018

little j stopped moving some time between wednesday and thursday.  after another 12 hours' steady hustlin' in the office on thursday evening, i realized i hadn't felt his predictable flops and thumps for quite some time.  so i came home, inhaled some cold watermelon, laid around in various configurations, pressed and prodded my torso.  i curled up next to ian, who trotted out the nursery anthology and read goodnight moon and caps for sale to my belly.  his enthusiastic narration earned him a couple of sluggish kicks.  they weren't anywhere near as exuberant as james’s regularly scheduled movements, but enough to put our minds at ease.

friday morning, one of my physicians is unable to detect the fetal heartbeat via stethoscope.  a couple of hours later, my ob's office calls me to confirm my monday follow-up.  due to a low amniotic fluid index, dr. grisham has decided to up the frequency of my visits in order to monitor me weekly.  he cautioned me if my fluid level dropped lower, he would need to see me twice a week.  i mentally calculated the potential lost time away from my office and did not enjoy the equation.  on the other hand, i would get to see dr. grisham's endless rotation of trendy glasses frames more frequently.  he has a striking hexagonal pair that remind me of honeycomb.
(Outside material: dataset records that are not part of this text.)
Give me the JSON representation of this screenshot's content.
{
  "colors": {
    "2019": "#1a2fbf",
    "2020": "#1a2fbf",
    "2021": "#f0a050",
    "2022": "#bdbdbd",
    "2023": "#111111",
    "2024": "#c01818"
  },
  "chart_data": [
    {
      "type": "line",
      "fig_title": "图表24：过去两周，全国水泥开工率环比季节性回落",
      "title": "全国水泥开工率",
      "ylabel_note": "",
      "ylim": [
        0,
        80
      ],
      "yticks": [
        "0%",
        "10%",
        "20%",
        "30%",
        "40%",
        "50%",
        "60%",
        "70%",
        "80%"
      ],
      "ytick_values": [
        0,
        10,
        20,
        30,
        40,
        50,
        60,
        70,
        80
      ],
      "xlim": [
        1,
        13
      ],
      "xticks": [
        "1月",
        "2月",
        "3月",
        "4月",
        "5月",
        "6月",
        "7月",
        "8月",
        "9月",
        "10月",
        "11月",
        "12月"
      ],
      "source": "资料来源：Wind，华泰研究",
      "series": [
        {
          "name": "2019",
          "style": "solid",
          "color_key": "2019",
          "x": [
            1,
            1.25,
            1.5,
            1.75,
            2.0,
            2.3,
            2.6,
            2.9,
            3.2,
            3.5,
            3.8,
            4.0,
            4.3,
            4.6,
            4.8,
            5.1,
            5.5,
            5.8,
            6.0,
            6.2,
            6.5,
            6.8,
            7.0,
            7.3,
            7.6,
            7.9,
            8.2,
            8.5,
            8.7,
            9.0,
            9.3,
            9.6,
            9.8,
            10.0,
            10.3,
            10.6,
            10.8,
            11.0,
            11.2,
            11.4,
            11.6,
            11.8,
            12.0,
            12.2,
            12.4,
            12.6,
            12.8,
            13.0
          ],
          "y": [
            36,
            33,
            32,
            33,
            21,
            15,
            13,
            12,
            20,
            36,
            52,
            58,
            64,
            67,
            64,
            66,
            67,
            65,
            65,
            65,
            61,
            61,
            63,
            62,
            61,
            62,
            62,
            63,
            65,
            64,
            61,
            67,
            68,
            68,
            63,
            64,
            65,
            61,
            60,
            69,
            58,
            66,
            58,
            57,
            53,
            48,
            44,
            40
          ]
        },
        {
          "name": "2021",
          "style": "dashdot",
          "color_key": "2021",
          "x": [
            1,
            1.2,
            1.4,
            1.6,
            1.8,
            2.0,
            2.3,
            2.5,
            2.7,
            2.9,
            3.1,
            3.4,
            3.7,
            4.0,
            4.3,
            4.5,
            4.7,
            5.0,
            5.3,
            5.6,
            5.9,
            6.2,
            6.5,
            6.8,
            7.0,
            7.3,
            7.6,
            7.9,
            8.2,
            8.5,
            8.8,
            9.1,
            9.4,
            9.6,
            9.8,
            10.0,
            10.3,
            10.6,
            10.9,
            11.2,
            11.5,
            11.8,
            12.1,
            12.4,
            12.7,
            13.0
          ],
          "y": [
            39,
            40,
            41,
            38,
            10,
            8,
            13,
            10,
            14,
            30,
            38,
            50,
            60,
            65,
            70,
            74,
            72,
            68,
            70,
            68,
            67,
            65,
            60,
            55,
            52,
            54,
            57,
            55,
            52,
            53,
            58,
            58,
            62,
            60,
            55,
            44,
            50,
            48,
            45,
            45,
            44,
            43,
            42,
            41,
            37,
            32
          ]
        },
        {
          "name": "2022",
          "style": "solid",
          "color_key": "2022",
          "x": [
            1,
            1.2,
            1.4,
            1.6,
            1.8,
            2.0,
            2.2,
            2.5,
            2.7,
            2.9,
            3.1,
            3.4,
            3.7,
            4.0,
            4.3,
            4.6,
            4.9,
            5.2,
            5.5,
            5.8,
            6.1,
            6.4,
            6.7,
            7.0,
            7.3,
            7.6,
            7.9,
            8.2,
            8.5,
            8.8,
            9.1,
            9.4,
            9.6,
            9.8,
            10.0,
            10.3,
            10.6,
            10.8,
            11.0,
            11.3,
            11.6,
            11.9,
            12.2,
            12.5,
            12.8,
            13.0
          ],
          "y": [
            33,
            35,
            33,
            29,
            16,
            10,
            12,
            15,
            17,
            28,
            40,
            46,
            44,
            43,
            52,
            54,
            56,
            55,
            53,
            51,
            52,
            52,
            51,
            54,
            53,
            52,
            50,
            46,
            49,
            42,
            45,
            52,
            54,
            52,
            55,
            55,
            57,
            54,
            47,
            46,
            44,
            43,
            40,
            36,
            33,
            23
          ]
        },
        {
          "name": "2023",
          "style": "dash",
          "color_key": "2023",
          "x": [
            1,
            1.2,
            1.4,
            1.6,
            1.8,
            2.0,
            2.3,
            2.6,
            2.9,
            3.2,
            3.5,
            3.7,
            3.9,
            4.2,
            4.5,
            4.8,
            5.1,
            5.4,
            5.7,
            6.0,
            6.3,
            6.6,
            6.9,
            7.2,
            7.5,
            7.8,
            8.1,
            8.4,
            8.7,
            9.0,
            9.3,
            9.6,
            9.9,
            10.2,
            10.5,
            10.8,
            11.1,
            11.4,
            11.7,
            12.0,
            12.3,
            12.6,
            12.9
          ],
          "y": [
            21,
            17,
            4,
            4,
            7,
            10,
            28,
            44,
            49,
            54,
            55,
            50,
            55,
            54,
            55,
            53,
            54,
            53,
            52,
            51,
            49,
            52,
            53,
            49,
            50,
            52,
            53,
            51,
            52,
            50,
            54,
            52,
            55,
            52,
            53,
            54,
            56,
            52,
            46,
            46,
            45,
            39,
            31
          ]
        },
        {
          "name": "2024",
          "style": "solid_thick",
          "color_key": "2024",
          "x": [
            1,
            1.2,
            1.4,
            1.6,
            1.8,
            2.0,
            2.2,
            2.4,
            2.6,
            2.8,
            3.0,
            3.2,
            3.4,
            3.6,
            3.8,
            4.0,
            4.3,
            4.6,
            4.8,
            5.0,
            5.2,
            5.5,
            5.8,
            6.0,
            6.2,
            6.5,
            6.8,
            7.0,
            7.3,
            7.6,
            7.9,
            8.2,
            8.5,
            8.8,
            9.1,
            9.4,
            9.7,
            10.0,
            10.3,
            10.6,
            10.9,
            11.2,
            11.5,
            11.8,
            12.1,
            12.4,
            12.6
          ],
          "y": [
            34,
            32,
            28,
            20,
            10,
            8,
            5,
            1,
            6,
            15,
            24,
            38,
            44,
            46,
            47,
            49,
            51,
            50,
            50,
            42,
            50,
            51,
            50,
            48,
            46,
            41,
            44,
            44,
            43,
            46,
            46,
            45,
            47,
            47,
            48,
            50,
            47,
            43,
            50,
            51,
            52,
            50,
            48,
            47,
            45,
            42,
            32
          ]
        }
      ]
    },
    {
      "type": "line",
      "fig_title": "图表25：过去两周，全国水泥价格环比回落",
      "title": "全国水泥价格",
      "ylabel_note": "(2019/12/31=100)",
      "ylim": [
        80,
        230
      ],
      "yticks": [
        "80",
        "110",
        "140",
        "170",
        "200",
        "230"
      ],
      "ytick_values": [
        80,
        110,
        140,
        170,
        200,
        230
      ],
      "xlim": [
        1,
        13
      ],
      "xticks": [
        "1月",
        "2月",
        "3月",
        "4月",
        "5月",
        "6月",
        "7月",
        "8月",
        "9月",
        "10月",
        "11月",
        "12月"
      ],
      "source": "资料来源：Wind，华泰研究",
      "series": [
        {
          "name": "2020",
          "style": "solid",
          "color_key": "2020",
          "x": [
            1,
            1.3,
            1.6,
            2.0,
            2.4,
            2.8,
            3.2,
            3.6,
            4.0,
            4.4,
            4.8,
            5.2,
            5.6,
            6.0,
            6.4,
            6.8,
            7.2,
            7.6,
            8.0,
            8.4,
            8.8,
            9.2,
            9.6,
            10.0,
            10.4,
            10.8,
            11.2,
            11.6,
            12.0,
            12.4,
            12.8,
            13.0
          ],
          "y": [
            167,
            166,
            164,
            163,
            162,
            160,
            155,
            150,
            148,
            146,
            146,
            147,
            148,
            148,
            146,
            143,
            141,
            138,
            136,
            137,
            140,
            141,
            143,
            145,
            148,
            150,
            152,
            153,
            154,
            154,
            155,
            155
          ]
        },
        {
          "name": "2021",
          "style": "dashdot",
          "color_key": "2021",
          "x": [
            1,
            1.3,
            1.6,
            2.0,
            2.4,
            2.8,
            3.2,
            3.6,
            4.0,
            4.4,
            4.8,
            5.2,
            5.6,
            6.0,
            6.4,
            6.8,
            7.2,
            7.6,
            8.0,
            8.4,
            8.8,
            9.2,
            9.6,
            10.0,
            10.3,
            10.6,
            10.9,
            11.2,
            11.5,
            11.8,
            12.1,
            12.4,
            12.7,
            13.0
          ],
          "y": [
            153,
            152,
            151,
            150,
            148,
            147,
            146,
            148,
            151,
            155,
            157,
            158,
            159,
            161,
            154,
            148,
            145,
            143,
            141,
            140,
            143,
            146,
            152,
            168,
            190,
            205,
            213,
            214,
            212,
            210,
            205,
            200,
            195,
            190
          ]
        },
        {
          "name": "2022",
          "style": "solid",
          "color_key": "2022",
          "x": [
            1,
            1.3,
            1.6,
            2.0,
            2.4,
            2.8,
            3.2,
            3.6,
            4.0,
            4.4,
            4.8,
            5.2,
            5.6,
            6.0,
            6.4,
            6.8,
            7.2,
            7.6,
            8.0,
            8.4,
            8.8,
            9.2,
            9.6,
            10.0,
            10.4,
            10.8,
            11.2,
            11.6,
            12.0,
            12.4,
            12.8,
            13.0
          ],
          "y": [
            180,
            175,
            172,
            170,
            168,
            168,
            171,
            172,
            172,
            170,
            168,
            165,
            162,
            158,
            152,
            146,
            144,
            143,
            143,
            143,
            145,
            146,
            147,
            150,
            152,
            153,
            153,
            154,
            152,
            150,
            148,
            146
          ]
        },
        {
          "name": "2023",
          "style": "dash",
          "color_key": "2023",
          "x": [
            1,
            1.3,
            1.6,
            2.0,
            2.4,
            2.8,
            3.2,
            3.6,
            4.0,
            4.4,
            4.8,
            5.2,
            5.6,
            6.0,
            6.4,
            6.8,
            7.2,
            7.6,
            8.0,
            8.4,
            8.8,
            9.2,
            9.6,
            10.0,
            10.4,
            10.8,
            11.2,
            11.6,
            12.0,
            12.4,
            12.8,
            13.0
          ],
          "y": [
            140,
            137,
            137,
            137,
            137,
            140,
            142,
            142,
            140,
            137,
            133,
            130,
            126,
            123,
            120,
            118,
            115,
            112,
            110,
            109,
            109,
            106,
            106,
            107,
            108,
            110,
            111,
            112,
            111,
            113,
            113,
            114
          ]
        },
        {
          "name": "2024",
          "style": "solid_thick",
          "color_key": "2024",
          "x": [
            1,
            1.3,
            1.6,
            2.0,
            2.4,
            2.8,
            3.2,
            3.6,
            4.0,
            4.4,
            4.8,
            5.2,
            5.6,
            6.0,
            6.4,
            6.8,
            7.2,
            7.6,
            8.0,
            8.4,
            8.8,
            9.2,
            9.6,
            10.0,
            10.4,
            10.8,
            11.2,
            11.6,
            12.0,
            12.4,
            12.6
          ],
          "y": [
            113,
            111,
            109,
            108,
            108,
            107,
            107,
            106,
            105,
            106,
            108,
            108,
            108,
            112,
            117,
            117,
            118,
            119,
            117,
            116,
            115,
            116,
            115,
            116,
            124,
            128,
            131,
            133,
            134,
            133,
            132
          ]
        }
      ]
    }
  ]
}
i am particularly fond of my obstetrician.  he's efficient and sparse in his mannerisms, and never resorts to a paternalistic bedside manner.   i do not want to be coddled just because i'm pregnant.

(except by ian.  i want ian to bring me pizza and pet me and tell me i'm pretty.)

"you need to come now," dr. grisham's medical assistant informs me swiftly when i mention that i haven't felt fetal movement recently.  i know that everything is fine, but for the sake of peace of mind before the weekend, i gather up my purse and drive to the hospital.

true to form, dr. grisham does not placate me nor does he comment on the hypervigilant anxiety of first time mothers.  he merely starts the ultrasound machine and begins to scrutinize little j.

after a few minutes, he remarks "typically, it takes about 20 minutes to do a biophysical profile, but he's immediately scoring so high across all the categories, we're done."  james's first test, and he's already achieving top marks.  some tiny, latent part of me that knows i'll be wearing a visor and a fanny pack regularly in three decades' time feels like a proud asian parent.  

"i'm sorry, i feel silly that i mentioned it.  i figured it's normal for them stop moving from time to time." as if to punctuate my sheepishness, james finally issues a kick so pronounced that dr. grisham's ultrasound wand is jolted.  we both marvel at children's propensity to embarrass their parents, even before birth.

"it's fine," he reassures me.  "it's always a good idea to come in and confirm if anything like this happens.  but you look great."

i preen a little, even though i know he's talking about my uterus.

by friday night, james is fully awoken from his dormant state.  as if indignant that he had been clinically diagnosed as a little lazybones, he proceeds to bop around ceaselessly to prove a point. his sharper movements catch me off-guard, his slower ones feel like something creepy is moving directly under the surface of my belly and straining to escape.

still, it is the best feeling in the world.